La noche anterior había decidido vigilar de cerca sus movimientos. En cambio, por la mañana, la había perdido de vista cuando abandonó el lago, justo después de haberse dejado la cara en la nieve. Y es que una trivial conversación con Nadjia y sus hermanas, Boriana e Ivana, me había impedido seguirla salvo riesgo de mostrarme descortés con mi futura familia política. Una vez que me hube desembarazado de su compañía, fui hasta el refugio, creyendo que la encontraría allí. No tardé en salir de mi error. El refugio estaba desierto. Sin embargo, algunos detalles llamaron mi atención. Me fijé en que Nikolái había olvidado su inconfundible abrigo de astracán. También estaba, primorosamente estirado en un sillón, el abrigo de ella. En el suelo había restos de una botella de vodka rota y en la chimenea, el atizador enterrado entre las brasas.

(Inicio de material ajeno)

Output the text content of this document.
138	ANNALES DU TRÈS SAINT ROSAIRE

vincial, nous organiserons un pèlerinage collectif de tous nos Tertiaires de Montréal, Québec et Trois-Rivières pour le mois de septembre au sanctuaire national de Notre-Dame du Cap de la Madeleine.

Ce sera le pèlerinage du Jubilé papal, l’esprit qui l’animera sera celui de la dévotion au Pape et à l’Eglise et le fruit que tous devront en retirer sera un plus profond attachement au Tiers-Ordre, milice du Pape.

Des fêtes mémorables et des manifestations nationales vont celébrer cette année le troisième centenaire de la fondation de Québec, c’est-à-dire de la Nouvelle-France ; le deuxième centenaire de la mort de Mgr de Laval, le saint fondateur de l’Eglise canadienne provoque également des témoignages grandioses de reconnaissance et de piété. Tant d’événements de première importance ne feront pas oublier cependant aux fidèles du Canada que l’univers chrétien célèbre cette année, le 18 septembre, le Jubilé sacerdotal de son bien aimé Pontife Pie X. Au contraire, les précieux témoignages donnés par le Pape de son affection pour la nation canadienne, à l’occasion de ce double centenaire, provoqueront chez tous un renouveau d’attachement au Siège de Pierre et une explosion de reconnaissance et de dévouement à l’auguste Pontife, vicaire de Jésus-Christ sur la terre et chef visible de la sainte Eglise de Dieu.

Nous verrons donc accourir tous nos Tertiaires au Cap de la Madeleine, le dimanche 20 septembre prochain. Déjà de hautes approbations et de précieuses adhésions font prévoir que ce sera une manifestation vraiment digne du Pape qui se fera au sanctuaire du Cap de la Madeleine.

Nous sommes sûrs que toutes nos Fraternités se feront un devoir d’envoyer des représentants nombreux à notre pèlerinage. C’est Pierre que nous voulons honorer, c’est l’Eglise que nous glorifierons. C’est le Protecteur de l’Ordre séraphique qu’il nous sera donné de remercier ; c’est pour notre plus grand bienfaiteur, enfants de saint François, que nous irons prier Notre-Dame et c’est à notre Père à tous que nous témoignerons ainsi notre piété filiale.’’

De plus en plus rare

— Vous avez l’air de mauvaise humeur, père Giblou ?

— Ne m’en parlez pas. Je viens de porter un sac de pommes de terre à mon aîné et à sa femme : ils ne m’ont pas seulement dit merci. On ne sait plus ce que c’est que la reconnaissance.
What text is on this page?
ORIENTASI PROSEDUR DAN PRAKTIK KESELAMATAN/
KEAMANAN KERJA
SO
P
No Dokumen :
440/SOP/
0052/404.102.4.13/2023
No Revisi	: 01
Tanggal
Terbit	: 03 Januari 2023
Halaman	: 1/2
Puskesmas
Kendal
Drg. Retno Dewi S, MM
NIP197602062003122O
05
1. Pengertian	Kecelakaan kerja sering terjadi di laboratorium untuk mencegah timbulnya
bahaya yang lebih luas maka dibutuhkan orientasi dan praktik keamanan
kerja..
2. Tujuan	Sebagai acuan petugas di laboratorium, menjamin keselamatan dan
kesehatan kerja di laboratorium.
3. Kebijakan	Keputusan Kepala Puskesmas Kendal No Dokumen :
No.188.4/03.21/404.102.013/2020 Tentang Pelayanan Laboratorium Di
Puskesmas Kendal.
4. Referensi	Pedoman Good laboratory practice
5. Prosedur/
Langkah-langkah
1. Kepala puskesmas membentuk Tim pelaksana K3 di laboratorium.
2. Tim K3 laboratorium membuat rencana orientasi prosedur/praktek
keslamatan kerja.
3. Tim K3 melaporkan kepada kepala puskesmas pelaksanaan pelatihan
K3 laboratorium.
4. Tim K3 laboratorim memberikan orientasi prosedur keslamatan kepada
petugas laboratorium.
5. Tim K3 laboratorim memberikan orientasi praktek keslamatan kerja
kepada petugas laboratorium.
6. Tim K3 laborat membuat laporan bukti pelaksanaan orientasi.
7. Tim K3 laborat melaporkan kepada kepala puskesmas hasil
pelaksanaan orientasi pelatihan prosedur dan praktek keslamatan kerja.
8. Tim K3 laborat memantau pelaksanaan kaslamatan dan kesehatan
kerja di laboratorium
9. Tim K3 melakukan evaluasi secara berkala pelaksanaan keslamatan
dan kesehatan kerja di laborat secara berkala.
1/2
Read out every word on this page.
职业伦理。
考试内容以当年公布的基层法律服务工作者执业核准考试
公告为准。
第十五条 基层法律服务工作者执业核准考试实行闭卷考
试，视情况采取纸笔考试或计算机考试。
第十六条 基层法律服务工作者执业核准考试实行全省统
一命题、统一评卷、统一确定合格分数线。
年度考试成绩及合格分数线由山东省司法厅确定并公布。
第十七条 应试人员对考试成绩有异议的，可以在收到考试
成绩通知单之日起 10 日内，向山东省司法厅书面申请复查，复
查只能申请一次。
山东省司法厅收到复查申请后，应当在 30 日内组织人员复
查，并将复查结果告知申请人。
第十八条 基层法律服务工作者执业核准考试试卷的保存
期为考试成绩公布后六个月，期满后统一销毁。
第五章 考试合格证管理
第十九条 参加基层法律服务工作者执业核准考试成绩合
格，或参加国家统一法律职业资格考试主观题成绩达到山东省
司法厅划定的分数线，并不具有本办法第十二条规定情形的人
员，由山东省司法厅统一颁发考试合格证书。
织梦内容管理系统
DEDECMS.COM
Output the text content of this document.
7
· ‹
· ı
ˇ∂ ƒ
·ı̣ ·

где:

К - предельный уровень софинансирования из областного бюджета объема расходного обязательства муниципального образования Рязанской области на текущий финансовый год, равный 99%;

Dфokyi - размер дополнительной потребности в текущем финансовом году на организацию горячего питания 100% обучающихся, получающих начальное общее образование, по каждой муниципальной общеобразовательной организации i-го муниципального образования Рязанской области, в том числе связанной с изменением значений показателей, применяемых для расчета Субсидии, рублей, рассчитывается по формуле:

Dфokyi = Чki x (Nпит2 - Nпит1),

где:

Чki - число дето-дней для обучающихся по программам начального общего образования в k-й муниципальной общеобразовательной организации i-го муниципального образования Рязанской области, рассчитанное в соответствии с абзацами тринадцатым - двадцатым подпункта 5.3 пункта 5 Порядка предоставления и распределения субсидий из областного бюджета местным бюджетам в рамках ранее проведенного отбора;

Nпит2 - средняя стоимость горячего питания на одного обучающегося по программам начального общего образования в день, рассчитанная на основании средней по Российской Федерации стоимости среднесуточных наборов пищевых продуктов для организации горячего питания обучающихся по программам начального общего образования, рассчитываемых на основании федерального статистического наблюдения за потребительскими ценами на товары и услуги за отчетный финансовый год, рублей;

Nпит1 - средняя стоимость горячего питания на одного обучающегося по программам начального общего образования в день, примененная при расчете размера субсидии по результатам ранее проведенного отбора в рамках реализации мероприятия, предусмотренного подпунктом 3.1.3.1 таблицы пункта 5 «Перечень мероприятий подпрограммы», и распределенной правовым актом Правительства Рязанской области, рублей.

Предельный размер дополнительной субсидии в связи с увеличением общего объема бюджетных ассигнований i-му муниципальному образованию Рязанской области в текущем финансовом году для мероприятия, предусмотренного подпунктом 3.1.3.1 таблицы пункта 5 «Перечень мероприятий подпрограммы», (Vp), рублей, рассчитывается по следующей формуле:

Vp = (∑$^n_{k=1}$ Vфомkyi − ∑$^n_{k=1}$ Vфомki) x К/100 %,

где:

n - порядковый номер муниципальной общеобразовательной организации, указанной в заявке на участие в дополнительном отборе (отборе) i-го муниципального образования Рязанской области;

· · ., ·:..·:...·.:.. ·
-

—Estuve en el refugio. Había cristales por el suelo y…

—¡Dios mío! ¡Le he matado! —me interrumpió angustiada, mostrando por primera vez emoción en la voz—. Yo… Yo le rompí esa botella en la cabeza y… El se desplomó. Le he matado…

Desde un primer momento me había imaginado lo que pudo haber sucedido en el refugio del bosque. Tratándose de Nikolái y de las señales que ella presentaba, no había que ser un lince para deducir que él había intentado —y probablemente logrado— forzarla.

Imaginarme a Nikolái, a aquel bastardo desequilibrado y sádico, utilizando la violencia para obtener de ella los favores que tanto obsesionaban a su mente mórbida de sexo, imaginármela a ella asustada, sometida y humillada alteraba mi ser hasta las náuseas.

—No, no has matado a ese desgraciado. Pero te juro que cuando lo tenga delante lo haré yo con mis propias manos —respondí, y encontré un macabro alivio en la idea de tener su cuello entre las manos y apretarlo lentamente hasta que su rostro comenzase a azulearse y la lengua le colgase por fuera de la boca.

—Pero él… Él… Cayó sin vida… Delante de mí, él cayó sin vida… ¡Es horrible! —continuaba ella obstinada, reviviendo la pesadilla.

—Escucha. Escúchame —traté de sosegarla sujetándola por los hombros—. Cuando fui al refugio ya no estaba. El muy canalla había huido antes de tener que encontrarse con alguien.

Rompió a llorar, flácida como una muñeca de trapo. La atraje hacia mí ofreciéndole un abrazo de consuelo que ella aceptó sin reparo, y le permití que aliviase sobre mi hombro toda la tensión acumulada.

—Es horrible… Horrible… —repetía entre lágrimas.

Llegó la noche y con ella una copiosa nevada, lenta y pesada después de la ventisca. En los pasillos se escuchaba la algarabía previa a la cena y desde la cocina llegaban aromas de carne asada y pan caliente. Bajo la luz dorada de una lámpara de mesa ella se quedó dormida sobre mis rodillas mientras yo le contaba alguna absurda historia para distraer sus atormentados pensamientos. Si la hubieras contemplado entonces, hermano… Si la hubieras visto como yo la vi, bella pero con el rostro magullado, dormida pero con el semblante contraído de dolor… La ternura te hubiera conmovido tanto como la rabia te hubiese dominado. Tú y yo éramos diferentes, hermano, pero estoy seguro de que entonces te hubieras sentido como yo.